I think there is a good chance your sinusitis is worsened by airborne (mold spores and dust mites, etc.), dietary, and cosmetic chitin, and that you might feel better if you took steps to minimize those exposures.
posted by jamjam at 4:07 PM on February 16, 2008 [1 favorite]


I have the same antihistamine dry mouth/training combo. It's no fun!

Have you tried Nose Better? I use it when I train because it makes it so much easier to breathe through my nose. Great stuff.

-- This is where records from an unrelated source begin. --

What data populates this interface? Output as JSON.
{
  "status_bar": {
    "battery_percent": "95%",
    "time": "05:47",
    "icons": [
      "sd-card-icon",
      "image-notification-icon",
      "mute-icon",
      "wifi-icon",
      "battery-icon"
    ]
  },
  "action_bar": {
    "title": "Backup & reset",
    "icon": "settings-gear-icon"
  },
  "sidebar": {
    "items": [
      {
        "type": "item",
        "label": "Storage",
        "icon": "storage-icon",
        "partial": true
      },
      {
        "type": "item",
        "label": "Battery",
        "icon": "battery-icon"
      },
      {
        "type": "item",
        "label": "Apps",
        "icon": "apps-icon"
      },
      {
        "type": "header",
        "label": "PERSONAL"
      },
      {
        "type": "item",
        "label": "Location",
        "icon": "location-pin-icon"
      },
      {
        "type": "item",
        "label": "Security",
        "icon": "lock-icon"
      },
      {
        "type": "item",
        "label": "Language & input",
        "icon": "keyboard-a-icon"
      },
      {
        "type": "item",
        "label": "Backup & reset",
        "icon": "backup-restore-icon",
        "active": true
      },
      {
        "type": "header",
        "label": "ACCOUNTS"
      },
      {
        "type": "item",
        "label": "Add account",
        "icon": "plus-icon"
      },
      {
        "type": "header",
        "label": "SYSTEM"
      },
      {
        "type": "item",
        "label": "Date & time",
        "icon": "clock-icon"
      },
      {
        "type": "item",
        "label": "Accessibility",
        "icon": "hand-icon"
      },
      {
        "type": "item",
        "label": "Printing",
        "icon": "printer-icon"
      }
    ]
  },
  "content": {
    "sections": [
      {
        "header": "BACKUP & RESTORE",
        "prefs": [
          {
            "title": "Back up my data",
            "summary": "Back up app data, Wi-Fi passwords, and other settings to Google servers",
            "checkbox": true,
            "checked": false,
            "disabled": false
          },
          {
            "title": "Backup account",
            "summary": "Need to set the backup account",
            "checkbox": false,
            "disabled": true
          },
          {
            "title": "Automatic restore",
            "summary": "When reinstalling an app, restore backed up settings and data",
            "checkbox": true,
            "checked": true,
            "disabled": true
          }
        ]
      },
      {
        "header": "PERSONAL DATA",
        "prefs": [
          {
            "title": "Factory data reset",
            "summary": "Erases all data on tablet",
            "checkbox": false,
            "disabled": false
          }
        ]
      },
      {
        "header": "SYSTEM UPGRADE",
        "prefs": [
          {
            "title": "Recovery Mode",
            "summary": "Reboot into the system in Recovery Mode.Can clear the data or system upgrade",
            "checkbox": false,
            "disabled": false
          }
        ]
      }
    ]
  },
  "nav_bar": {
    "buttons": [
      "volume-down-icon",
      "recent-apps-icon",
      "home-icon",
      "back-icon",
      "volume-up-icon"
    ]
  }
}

The other thing, is I usually chew gum while I train. It keeps my mouth a bit wetter which makes it easier to breathe. I've used Biotene gum. It's okay, but it loses it's flavor in 2 minutes. Any regular gum will work just as well.
posted by 26.2 at 9:49 AM on February 18, 2008


Offline conversation with jamjam revealed that it's intensely difficult to avoid chitin, and allergy test results make that allergy seem unlikely. I'll continue to spread regular moisturizer in my nose (thanks beagle) and give the gum-chewing a try when I start biking again (thanks 26.2).

I'll also purchase another HEPA filter for my aparment to keep in the living area (other one is in the bedroom) and see if that helps (thanks jamjam).